On 05/22/2016 09:50 PM, Xtra Coder wrote:
> Hello,
>
> Question from newbie about how Flink's WordCount will actually work at
> scale.
>
> I've read/seen rather many high-level presentations and do not see
> more-or-less clear answers for following …
>
> Use-case:
> --------------
> there is huuuge text stream with very variable set of words – let's say
> 1BLN of unique words.

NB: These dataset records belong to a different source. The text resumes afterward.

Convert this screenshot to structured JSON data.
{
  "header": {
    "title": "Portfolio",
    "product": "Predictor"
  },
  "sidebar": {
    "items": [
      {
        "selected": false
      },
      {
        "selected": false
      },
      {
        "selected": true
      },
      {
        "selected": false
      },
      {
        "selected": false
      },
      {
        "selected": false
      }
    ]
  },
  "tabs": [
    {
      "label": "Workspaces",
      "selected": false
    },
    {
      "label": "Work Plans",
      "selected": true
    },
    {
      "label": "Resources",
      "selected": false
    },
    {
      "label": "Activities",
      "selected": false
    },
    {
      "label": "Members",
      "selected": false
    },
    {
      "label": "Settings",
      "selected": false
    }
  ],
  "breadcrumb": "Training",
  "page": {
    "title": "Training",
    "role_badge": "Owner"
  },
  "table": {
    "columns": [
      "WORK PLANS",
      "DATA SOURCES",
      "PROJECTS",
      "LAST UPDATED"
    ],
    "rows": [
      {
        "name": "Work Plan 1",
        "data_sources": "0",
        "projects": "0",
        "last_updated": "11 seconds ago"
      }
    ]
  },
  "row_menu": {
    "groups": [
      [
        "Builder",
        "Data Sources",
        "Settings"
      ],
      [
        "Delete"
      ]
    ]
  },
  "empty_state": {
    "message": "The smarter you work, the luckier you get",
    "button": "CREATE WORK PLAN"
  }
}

Storing them just as raw text, without
> supplementary data, will take roughly 16TB of RAM. How Flink is
> approaching this internally.
>
> Here I'm more interested in following:
> 1.  How individual words are spread in cluster of Flink nodes?

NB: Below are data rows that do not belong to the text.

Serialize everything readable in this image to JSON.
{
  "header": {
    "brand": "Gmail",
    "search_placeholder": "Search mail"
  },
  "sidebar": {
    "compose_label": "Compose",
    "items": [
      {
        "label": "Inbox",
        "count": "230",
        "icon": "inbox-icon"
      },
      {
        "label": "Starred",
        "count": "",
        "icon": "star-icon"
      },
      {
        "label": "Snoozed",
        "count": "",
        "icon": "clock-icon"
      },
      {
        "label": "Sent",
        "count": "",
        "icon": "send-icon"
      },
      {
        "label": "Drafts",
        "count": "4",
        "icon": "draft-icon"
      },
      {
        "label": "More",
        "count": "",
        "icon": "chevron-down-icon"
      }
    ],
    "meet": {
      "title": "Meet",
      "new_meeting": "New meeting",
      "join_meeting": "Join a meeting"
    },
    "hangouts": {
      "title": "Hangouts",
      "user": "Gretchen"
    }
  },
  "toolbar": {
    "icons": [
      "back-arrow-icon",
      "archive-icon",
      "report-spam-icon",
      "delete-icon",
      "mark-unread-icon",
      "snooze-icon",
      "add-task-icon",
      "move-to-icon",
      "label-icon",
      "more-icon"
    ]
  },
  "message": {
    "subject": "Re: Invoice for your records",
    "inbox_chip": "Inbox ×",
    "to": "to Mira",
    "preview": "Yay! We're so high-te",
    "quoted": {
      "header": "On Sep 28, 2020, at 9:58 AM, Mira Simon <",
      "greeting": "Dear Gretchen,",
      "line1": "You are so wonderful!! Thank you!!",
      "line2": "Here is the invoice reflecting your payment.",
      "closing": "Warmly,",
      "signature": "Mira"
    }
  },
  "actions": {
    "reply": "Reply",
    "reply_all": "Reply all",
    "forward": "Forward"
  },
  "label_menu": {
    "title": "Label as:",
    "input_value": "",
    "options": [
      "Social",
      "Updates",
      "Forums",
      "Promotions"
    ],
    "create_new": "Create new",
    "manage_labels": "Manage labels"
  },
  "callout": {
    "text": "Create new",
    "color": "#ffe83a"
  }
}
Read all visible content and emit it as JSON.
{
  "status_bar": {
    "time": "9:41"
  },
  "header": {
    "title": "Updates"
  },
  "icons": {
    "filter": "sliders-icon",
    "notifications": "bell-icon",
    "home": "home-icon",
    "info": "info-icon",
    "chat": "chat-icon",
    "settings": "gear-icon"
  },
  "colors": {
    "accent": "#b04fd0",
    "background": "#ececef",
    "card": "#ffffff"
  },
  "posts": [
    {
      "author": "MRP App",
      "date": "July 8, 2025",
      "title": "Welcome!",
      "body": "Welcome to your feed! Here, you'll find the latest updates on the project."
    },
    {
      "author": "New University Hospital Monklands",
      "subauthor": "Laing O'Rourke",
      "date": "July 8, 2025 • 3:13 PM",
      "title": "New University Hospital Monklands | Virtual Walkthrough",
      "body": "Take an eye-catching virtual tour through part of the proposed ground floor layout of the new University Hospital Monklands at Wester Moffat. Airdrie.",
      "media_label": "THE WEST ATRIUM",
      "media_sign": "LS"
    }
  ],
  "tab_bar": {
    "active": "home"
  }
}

> Will each word appear exactly in one node and will be counted there or
> ... I'm not sure about the variants
>
> 2.  As far as I understand – while job is running all its intermediate
> aggregation results are stored in-memory across cluster nodes (which may
> be partially written to local drive).
> Wild guess - what size of cluster is required to run above mentioned
> tasks efficiently?
>
> And two functional question on top of this  ...
>
> 1. Since intermediate results are in memory – I guess it should be
> possible to get “current” counter for any word being processed.
> Is this possible?
>
> 2. After I've streamed 100TB of text – what will be the right way to
> save result to HDFS. For example I want to save list of words ordered by
> key with portions of 10mln per file compressed with bzip2.
> What APIs I should use?
> Since Flink uses intermediate snapshots for falt-tolerance - is it
> possible to save whole "current" state without stopping the stream?
>
> Thanks.


Reply | Threaded
Open this post in threaded view
|

Re: Flink's WordCount at scale of 1BLN of unique words

Xtra Coder
Thanks, things are clear so far.